Les deux jeunes gens sursautèrent en entendant cette voix doucereuse et oh combien inquiétante. Tous deux étaient assis et, il y avait quelques secondes à peines, leurs fronts se touchaient presque tant ils étaient absorbé par le même spectacle.

Io se redressa aussitôt et Cinnamon serra contre elle l'objet de leur fascination. Un globe d'eau cerclé de corail. Le genre de globe qui servait aux Généraux pour surveiller leur Océans respectifs tant en surface que dans les profondeurs. Dans celui du Pacifique, Kanon le savait, l'on pouvait aisément voir les splendeurs sous-marines comme les plantes aquatiques, les coraux et les animaux marins. Une véritable petite merveille... qui sur terre vaudrait des millions.

— Alors comme ça on essaie d'impressionner sa petite copine ? susurra-t-il du même ton mielleux.

— Ce n'est pas ce que tu crois ! se défendit le gardien.

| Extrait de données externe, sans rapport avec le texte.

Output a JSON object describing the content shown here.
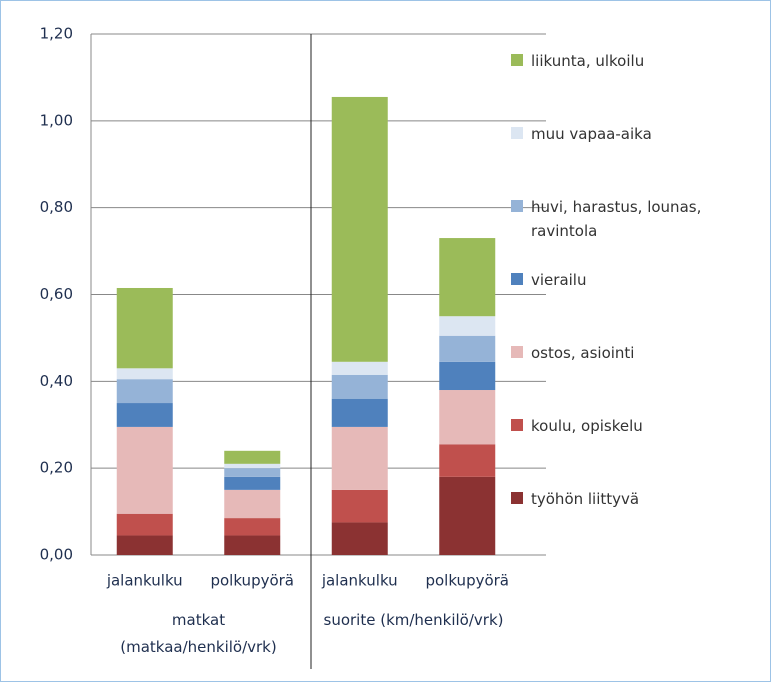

— C'est ma faute ! s'exclama Cinnamon en même temps.

— Ça suffit ! tonna le Dragon des Mers. Io, c'est comme cela que tu gardes ton pilier, en essayant d'impressionner les jeunes filles ? Je ne te félicite pas.

— Mais...

— Silence ! Tu ne perds rien pour attendre, toi...

Ce nouveau rugissement et la menace qui le suivit eurent raison des velléités de protestation de l'adolescente qui referma la bouche aussitôt. En la voyant courber les épaules et serrer le globe un peu plus fort, Kanon comprit qu'elle le prenait au sérieux. Quant à l'autre...

— Ce n'est la faute de personne, et j'ai tous les droits tant que je me trouve sur mon territoire.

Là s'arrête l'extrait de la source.